In the first half of the movie, there is a horrifying revelation about the protagonists, their natures, their mission, their very existence and everything they believed about themselves… and their general attitude towards this is, “Aww, that sucks a little.” It is so anticlimactic, and it just made me even more indifferent to most of these characters, most of whom are generic (Thena, Sersi), bland (Ikaris) or annoying (Sprite, Druig).

Remember when Captain America discovered that HYDRA had been infesting SHIELD for the past seventy years, and had corrupted it completely from within? That was a shocking moment, and it held the weight of its import. But I don’t feel that with The Eternals.

I should care. It doesn’t make me care.

Part of the problem is just that Chloe Zhao’s direction is very uninspired, and the script is extremely meh. It’s just boring. But even if there was some pep and zing in this movie, it would still have some serious issues that need to be addressed… and most of those could have been handled by making it a TV series rather than a movie. Ten, maybe twelve episodes could have told the same story, but with more meat on its bones.

Part of the problem is that the main cast is too large. Look at the Guardians of the Galaxy – they have five members of their main cast, and a small number of supporting characters bouncing off them. Each of the Guardians has a distinct personality that complements or conflicts with every other member, and the cast is small enough that nobody gets lost in the shuffle. This is not the case with The Eternals – there are too many Eternals in the main cast, and thus there isn’t time enough to explore any of them except maybe Sersi. Most of them are extremely underdeveloped, and I just ended up thinking of them as “the Superman clone” or “the guy who looks like Credence Barebone” or “the little annoying one.” The only character traits that really set them apart were that some of them were very bitter and pissy.
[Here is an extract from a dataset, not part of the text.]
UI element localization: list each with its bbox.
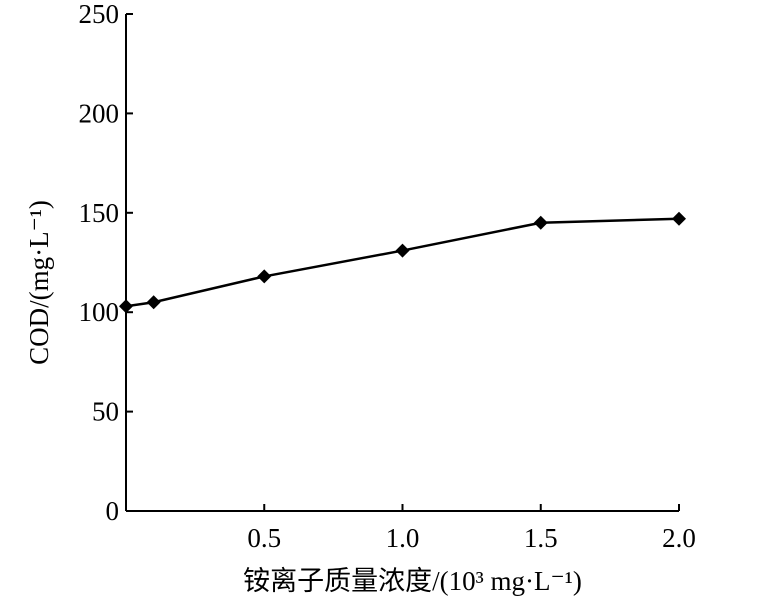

This problem would probably be lessened in a TV format, where we could have episodes focusing more on the many different characters and what sets them apart from each other, as well as their feelings about their mission, their history, and the events of the story unfolding in the present. Maybe they could give Ikaris a personality.

The other problem is simple: the scope of the story is too big for a movie with this many characters. The Eternals have been on earth for seven thousand years, and supposedly have been defending and assisting humanity for most of that time. We get some flashbacks to their time in the past every now and then, but again, it feels pretty underdeveloped, and it doesn’t really give the feeling of those seven thousand years. We need more to really grasp it.

A TV show? You could introduce multiple glimpses of the past, all across the world, and you could work your way through those seven thousand years incrementally, all the way to the present, rather than hopping straight from 5,000 BC to the 1600s, with a ten-second wedding detour.

I admit I have not finished the movie yet, but the handling of it so far has not given me confidence that Chloe Zhao is suddenly going to give me a wild, exciting experience. It’s been dull and plodding, and all signs point to it continuing to be dull and plodding.